Storage, retention, and evidence
- Persist, per evaluation:
- The trace JSON (canonicalized).
- The expression source text (or ensure `expr_id` can be expanded).
- Schema package manifests or their canonical hashes.
- Registry snapshot (builtin names & versions).
- Resolver input snapshot (host facts) — serialized under the same canonical rules.
- Evidence retention: follow organizational compliance policy. For regulated environments, provide tamper-evidence (signed manifest + trace) and store checksums in an append-only log.
- Consider separating trace storage tiers:
- Short-term: full traces for debugging (retained temporarily).
- Long-term: compact evidence records (hashes, metadata) for audit replay.
Trace consumption (replay)
- To replay an evaluation deterministically:
1. Retrieve `expr_text` and/or verify `expr_id` against stored text.
2. Reconstruct resolver inputs from persisted snapshot.
3. Re-create the builtin registry state (by using the recorded `registry_snapshot` to load exact provider versions).
4. Run the evaluator with the same pinned evaluator version where possible, and compare the produced canonical trace to stored trace (byte-for-byte).
- Store enough metadata to map provider versions to published artifacts or closed-provider packages.
Performance considerations
- Traces can be heavy; allow host-configurable sampling and level-of-detail:
- `trace_level: minimal | standard | verbose`
- `preview_size`: number of items to include in list/map previews (default 8).
- For high-throughput paths, prefer `standard` with previews and hash-only for large blobs.
- Instrument trace emission to measure overhead; include `duration_ms` on builtin entries and evaluator-level timing so hosts can account for tracing cost.
Implementation notes for evaluators
- Build trace entries as you evaluate in left-to-right order; do not reorder entries after the fact.
- Keep a deterministic buffer/collector and only write the final canonical JSON at the end (or stream deterministic fragments if required, but ensure canonical final record).
- Provide configuration options:
- `include_raw_bytes: bool` (default false)
- `trace_level: enum`
- `preview_length: usize`
- `max_entry_count` and `max_trace_size_bytes` to avoid unbounded traces
- When hitting limits, include a special entry:
- `{ "type":"trace_truncated", "reason":"size_limit", "max_bytes": 1048576 }`
Example: consumer assertions in tests
- Tests should assert:
- `meta.expr_id` matches expected hash for expr text.

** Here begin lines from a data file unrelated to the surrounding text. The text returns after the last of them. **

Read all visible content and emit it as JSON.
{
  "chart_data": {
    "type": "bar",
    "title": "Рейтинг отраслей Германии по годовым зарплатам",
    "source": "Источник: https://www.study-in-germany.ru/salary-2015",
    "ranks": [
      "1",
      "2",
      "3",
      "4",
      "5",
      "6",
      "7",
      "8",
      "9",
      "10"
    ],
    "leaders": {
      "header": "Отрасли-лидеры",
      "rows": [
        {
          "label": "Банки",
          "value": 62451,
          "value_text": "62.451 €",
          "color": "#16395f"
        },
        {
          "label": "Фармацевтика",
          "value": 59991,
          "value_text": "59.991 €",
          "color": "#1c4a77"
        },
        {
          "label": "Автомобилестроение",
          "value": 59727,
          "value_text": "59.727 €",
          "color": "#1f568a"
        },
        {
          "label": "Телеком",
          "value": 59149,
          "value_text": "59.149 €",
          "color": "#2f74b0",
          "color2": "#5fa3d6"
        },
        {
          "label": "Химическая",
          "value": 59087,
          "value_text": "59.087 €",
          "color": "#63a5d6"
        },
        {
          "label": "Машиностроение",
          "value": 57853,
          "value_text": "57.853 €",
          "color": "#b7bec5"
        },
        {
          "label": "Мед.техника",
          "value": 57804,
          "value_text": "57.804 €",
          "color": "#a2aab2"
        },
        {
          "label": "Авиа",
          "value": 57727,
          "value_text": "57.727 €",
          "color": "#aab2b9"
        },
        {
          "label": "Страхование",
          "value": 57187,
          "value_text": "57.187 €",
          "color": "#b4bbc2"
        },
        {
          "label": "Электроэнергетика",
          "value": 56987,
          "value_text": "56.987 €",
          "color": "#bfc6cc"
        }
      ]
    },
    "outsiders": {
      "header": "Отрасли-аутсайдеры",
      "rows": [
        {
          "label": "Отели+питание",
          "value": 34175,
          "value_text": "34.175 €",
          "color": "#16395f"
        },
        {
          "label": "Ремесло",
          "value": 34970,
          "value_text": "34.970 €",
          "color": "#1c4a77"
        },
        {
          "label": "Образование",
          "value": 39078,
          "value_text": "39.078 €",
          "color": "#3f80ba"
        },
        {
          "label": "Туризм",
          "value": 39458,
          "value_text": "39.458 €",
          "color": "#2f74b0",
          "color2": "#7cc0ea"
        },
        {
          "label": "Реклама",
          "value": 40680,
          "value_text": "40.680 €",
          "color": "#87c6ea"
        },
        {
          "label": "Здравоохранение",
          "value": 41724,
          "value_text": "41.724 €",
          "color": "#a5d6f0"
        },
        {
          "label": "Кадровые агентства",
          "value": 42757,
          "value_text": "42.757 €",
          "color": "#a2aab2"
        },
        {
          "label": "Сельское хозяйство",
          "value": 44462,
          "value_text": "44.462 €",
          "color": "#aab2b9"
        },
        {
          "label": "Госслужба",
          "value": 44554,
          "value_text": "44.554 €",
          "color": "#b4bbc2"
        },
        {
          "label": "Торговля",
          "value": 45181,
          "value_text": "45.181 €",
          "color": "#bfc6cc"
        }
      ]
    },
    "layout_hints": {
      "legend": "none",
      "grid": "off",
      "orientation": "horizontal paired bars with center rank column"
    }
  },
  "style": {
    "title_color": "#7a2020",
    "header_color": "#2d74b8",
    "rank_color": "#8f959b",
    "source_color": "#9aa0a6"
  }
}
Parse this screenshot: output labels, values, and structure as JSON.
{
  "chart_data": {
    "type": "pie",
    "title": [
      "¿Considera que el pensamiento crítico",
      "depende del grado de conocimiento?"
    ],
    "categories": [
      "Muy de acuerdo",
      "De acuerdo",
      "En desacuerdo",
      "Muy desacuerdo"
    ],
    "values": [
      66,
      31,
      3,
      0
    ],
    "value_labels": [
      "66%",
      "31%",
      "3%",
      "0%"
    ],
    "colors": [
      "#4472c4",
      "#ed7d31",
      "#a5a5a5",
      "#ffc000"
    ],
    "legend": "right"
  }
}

- `registry_snapshot` contains expected builtin names and versions.
- For a rule that should be true, final `result.kind == "bool" && result.v == true`.
- Presence of specific `builtin_call` entries and expected input/output summaries.
JSON Schema (recommended minimal shape)
- Provide and maintain a machine-readable JSON schema for trace validation. Example conceptual shape (not normative here):
- `meta` object as specified above.
- `entries` array of objects each with `type` and typed fields for each supported entry type.
- Implement CI validation that ensures traces conform to the JSON schema whenever trace-emitting code changes.
Appendix — Quick checklist for host integrators
- [ ] Ensure evaluator and builtin providers are versioned and recordable.
- [ ] Configure trace level appropriate for environment (dev/prod).
- [ ] Persist expression text or ensure stable mapping from `expr_id` to text.
- [ ] Persist schema package manifests and builtin registry snapshot.
- [ ] Enforce privacy policy: do not include PII by default.
- [ ] Include canonicalization algorithm identifier in `meta.trace_serialization`.
- [ ] Add tests that assert trace shape and presence of key builtin call entries.